Il n’en avait pas fallu plus pour replonger le couple dans un tourbillon émotionnel violent où les voix résonnent comme un écho lointain et où la réalité devient difforme. Richard et Jocelyne avaient l’impression d’être paralysés à l’intérieur d’un cauchemar, incapables de se réveiller.

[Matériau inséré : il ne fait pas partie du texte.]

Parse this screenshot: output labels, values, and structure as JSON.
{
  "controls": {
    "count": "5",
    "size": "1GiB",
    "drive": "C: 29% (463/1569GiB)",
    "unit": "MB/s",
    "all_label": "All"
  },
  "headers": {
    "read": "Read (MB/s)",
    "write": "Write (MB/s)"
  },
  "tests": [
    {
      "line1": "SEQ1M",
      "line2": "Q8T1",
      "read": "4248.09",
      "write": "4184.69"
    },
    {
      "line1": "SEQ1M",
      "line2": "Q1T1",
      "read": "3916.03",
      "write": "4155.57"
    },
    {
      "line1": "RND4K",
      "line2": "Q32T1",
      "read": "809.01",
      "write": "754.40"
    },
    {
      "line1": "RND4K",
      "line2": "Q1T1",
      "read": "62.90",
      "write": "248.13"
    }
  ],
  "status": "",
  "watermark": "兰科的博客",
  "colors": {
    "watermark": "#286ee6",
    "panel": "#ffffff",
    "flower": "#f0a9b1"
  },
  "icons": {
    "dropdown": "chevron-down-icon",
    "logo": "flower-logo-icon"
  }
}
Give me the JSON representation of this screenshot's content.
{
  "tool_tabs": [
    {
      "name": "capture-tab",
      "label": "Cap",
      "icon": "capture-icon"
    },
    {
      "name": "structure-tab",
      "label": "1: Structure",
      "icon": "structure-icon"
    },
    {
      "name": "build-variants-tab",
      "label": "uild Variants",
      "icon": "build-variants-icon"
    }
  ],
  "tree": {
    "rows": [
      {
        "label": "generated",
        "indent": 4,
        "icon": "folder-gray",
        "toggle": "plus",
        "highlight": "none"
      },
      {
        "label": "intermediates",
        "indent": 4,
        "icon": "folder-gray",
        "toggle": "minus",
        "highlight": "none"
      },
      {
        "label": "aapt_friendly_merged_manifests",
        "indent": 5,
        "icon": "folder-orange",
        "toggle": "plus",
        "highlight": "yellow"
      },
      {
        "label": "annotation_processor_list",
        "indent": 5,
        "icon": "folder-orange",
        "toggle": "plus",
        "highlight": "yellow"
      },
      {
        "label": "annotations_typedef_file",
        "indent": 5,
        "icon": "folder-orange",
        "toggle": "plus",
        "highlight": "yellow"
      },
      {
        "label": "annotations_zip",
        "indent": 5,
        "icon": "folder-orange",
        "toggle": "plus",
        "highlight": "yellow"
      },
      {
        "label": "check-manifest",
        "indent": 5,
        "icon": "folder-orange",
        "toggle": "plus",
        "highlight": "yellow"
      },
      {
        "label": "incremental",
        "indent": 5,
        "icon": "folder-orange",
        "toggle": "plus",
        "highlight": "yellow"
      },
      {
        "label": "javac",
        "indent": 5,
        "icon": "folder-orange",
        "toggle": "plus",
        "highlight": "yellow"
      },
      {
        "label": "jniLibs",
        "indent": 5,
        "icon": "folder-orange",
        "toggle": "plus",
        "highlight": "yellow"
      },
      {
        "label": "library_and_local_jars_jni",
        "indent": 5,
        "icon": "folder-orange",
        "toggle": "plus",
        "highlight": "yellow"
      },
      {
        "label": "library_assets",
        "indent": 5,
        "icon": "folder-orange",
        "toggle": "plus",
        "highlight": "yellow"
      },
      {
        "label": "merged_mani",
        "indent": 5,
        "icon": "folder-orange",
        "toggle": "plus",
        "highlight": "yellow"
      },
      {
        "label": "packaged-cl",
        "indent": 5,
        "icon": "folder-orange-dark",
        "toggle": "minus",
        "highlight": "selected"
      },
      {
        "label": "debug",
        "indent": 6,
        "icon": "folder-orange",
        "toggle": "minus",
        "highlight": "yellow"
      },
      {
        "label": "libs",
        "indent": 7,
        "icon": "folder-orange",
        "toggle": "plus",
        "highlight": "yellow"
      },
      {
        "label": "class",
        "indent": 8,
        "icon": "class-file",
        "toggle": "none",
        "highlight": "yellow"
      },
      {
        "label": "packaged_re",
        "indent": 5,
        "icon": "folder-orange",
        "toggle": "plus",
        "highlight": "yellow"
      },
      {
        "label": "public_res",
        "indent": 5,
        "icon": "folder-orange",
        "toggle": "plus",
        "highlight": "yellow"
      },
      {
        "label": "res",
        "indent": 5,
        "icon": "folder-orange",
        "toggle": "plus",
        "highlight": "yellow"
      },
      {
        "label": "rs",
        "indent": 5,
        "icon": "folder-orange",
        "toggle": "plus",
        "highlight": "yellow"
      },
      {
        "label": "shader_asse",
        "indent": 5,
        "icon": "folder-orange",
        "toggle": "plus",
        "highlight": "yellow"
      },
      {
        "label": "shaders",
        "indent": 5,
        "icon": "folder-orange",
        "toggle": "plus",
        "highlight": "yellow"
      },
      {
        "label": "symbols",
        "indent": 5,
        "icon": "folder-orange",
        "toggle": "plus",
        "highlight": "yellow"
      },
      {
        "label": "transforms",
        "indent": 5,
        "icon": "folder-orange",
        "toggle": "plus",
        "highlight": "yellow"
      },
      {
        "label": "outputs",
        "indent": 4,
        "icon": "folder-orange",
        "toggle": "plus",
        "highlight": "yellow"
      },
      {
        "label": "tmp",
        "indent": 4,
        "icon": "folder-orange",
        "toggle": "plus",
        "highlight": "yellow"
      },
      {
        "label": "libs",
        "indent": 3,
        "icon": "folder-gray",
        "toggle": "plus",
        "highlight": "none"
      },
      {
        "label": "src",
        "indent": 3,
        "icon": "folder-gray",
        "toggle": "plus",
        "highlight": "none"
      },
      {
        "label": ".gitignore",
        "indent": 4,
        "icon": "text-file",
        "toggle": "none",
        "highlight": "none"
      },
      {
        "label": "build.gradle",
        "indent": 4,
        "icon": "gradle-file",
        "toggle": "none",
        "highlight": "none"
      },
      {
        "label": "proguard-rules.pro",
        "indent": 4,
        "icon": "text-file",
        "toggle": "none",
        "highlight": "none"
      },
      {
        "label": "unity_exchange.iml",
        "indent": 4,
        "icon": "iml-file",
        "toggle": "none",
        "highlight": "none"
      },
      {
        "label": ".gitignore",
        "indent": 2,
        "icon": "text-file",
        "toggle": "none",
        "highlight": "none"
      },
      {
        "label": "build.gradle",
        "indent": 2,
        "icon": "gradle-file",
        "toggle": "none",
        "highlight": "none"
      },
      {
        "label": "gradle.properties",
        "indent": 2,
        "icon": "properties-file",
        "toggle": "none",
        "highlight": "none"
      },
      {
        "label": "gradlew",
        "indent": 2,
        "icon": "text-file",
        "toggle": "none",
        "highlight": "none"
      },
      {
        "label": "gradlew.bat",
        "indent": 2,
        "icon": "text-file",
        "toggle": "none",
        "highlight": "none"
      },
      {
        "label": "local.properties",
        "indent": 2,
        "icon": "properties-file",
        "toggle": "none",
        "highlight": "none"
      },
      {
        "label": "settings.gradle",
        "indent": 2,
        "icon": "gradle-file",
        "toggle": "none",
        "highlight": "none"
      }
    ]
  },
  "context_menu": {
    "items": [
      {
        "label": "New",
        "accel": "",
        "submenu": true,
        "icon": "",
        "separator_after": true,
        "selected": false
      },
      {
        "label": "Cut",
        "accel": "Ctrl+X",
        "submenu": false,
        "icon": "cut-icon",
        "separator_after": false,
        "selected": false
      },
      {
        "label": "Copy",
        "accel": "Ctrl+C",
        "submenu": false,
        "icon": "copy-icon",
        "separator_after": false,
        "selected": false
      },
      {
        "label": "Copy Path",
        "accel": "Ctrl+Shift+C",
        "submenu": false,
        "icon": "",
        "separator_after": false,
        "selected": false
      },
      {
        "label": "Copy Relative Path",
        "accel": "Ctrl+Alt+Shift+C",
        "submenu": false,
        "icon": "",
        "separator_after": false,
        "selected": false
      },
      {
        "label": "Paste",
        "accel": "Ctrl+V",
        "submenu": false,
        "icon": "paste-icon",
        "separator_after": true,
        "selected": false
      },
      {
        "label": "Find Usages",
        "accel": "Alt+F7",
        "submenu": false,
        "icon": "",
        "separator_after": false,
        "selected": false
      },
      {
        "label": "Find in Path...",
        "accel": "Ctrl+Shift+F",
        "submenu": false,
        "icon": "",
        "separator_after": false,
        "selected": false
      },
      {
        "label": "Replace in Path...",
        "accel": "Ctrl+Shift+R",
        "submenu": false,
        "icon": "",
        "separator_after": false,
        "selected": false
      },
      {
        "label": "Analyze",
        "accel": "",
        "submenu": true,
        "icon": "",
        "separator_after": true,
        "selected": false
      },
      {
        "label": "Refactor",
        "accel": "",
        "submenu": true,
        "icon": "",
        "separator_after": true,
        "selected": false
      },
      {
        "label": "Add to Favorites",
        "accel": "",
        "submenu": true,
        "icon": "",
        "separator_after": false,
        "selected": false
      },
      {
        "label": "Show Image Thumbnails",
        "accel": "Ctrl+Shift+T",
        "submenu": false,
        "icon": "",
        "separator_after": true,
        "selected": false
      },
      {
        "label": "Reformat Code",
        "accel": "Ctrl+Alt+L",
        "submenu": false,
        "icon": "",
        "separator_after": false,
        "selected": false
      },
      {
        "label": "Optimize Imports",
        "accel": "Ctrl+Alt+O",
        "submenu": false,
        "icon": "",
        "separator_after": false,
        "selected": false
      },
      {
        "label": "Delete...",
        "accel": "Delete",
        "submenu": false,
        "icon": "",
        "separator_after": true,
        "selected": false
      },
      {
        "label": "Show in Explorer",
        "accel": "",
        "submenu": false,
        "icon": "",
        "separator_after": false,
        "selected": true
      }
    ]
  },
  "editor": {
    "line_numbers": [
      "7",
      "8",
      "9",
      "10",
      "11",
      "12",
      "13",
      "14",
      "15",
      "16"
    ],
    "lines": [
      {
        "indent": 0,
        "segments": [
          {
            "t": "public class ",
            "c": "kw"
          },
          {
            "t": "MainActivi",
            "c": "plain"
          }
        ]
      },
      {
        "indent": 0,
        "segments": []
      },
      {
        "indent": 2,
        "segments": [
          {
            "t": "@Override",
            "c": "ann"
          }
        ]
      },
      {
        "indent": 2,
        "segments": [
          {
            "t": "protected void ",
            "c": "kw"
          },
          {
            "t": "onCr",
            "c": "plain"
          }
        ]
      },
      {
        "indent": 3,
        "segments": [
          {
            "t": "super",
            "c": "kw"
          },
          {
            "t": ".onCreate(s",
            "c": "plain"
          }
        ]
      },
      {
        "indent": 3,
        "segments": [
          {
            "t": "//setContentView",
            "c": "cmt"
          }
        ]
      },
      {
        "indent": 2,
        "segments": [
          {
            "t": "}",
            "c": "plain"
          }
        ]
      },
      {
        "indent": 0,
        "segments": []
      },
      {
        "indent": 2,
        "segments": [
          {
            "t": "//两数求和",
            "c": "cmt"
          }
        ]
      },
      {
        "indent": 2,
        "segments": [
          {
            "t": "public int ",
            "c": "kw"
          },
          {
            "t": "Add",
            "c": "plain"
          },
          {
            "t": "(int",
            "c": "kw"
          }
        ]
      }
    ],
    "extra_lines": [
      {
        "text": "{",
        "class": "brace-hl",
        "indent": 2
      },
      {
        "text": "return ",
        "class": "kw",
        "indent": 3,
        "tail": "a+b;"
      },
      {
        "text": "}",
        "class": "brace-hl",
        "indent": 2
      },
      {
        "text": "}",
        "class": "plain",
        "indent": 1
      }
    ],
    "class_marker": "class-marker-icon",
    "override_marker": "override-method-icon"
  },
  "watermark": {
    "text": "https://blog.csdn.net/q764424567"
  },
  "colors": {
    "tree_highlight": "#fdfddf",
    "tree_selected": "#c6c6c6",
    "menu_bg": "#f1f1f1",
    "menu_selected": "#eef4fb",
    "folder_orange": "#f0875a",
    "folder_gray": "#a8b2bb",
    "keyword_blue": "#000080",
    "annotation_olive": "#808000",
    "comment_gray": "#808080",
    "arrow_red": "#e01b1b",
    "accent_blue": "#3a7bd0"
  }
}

Aujourd’hui serait le jour de vérité. La seule technique permettant de faire le diagnostic d’une rechute, la ponction de moelle osseuse, avait été exécutée plus tôt ce matin. Sous une légère sédation, on avait percé un trou dans l’os en bas du petit dos du garçon de six ans et retiré une petite quantité de moelle osseuse. Sur des lamelles de microscope, on avait déposé de fines gouttelettes dans lesquelles, comme une boule de cristal, on pouvait prédire l’avenir. Dans quelques longues secondes, Richard et Jocelyne sauraient si la satanée leucémie était revenue pourrir leur existence.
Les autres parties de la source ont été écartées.